Just over a month ago I turned 34. Not only does this mean that I now get the odd twinge in my knee when tackling stairs, but it turns out that this also puts me at exactly the average age for an Australian starting a PhD.
Four and a half months ago, I left a career in the social services that I had spent nearly a decade establishing and enrolled in a PhD about Antarctica. To me, this was a huge thing. It felt risky, and I was acutely conscious that I occupy that hairy part of the Early-30s-Venn-Diagram-Of-Economics, wherein you’re old enough that stepping away from your career entails a big change, but young enough to have absolutely no financial safety net if everything goes belly up. Surely it would have been much smarter to stay the course and keep inching my way towards a home deposit, right?
But I didn’t. And, if this statistic that I found on the internet is correct, then other people are making the same choice. This leads me to ask why. Why are people like me leaving established careers to take up a PhD? Why are we taking this enormous risk?
In no particular order, here’s why I did it:
1. Tasmania. This never would have happened if I was still living in Melbourne, seriously. But, as luck would have it, nearly three years ago we made the shift to Hobart and our gorgeous city’s marine and Antarctic connections has played a big role in me choosing to call myself a Tasmanian. I don’t fully know what this connection means yet for me, or what it means for our state, but this PhD is part of finding that out.
2. The Future. It’s big, slightly scary, and definitely well deserving of the capital F. Over the coming decades, we humans are going to be faced with all manner of serious and urgent questions about our relationship with the earth, and in particular with our blue and frozen places. This is important stuff, and I want to contribute.
3. Let’s blame Google Earth. Every day at work, I used to drift off into boredom and find myself opening google earth and spinning my way around the dark blue waters and frothy coastlines of the southern parts of the world. Tierra del Fuego, the Kerguelens, Bouvetøya. Every day, I’d close the browser on these places and feel a little pang. It wasn’t until I took on some research assistant work on a project about social policy that I realised how fascinating research could be, and that it offered a legitimate pathway that could lead, maybe, straight to the southern ocean. Once I figured that out, what could I do but take the leap? This is a choice, but it’s also a compulsion.
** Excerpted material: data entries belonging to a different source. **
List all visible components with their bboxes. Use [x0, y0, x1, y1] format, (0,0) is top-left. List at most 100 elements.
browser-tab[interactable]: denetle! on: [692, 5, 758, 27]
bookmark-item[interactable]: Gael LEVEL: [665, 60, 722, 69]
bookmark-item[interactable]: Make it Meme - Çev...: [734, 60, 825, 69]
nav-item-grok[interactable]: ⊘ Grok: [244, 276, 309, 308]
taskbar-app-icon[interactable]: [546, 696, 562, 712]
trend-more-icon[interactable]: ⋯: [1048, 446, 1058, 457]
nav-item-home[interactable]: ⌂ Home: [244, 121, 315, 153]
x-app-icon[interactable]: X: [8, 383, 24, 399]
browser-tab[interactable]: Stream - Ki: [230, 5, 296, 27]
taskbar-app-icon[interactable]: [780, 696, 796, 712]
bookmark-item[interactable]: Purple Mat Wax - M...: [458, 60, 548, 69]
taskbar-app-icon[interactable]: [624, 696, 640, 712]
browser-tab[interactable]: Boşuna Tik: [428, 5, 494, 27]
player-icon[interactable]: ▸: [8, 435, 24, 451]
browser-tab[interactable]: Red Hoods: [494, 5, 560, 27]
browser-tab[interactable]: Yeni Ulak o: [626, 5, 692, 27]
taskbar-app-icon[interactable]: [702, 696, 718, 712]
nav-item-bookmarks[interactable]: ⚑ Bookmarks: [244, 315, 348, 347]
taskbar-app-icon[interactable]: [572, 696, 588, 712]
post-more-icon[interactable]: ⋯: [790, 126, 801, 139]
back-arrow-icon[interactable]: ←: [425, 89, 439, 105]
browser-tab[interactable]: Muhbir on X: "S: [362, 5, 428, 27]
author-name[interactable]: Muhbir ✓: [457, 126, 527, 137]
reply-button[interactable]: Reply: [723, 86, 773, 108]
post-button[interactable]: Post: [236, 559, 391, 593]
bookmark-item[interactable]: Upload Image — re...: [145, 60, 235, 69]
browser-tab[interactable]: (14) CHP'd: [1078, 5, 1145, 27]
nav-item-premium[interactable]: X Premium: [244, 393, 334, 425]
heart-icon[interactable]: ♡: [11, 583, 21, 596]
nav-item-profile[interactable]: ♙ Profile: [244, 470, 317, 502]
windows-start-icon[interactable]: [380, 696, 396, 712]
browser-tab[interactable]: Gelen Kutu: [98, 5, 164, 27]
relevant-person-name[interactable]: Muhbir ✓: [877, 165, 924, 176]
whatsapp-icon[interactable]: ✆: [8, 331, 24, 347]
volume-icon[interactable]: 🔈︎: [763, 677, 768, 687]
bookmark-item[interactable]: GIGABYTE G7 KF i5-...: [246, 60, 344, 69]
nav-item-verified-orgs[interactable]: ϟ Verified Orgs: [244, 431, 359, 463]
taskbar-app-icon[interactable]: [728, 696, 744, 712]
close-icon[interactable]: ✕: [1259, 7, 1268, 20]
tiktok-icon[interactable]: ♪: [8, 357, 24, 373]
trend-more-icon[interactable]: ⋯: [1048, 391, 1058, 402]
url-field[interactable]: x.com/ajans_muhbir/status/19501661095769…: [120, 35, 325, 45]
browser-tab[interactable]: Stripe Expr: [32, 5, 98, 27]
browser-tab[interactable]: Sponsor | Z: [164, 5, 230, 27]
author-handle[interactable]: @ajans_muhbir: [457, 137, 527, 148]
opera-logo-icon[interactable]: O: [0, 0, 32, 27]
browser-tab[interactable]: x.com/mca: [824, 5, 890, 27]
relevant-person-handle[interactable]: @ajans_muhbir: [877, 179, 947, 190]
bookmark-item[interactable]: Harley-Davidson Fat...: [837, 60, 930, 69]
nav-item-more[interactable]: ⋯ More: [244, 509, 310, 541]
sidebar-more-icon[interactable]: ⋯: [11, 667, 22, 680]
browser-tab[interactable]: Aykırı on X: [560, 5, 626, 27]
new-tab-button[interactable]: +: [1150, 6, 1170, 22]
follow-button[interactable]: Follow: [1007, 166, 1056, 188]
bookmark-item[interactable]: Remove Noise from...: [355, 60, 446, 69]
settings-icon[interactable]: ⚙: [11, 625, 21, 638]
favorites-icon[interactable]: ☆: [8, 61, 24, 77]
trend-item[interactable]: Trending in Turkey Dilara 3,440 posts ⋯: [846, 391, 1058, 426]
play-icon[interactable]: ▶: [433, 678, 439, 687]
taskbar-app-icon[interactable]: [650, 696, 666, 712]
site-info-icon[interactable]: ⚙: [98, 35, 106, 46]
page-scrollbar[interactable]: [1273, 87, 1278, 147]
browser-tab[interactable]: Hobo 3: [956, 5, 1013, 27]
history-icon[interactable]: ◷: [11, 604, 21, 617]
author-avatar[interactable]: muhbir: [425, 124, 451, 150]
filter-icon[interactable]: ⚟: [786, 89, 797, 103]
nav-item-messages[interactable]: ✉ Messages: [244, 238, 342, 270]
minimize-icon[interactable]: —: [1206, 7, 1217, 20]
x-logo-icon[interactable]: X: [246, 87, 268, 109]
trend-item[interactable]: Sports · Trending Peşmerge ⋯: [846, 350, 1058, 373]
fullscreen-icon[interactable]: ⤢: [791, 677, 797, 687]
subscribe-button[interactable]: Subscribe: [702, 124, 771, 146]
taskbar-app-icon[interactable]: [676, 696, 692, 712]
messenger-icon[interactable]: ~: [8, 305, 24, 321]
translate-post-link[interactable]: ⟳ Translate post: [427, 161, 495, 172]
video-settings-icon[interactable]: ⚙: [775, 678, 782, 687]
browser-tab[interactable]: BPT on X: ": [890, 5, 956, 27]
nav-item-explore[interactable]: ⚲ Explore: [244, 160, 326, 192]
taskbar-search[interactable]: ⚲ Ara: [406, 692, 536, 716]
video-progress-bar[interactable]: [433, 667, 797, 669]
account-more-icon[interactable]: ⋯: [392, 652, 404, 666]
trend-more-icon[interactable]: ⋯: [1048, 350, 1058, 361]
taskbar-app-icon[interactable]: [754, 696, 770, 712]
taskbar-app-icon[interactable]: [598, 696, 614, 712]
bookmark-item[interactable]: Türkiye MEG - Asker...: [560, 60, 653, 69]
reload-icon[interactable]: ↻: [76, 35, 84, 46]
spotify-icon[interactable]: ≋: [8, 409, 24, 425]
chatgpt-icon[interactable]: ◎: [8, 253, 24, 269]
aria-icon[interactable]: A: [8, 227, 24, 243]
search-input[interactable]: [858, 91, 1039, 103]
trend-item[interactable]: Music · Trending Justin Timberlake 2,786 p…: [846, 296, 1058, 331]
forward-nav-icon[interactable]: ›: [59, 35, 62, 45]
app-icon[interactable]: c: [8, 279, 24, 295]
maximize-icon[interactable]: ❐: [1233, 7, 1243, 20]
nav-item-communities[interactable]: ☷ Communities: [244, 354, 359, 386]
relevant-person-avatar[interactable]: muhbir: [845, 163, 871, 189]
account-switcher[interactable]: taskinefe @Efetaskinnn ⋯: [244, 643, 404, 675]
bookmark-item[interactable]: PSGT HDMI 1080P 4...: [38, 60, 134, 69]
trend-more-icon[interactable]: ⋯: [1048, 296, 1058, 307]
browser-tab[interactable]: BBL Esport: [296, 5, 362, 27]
Fifteen years ago, give or take, I sat in the office of my then Classics professor and explained to her why I was withdrawing my honours application. I can’t remember exactly what I said, but she listened, understood the decision, and closed the conversation by saying I’d be back. That academia still had something to offer me, an itch that the workforce would never quite be able to scratch. Turns out, she was right.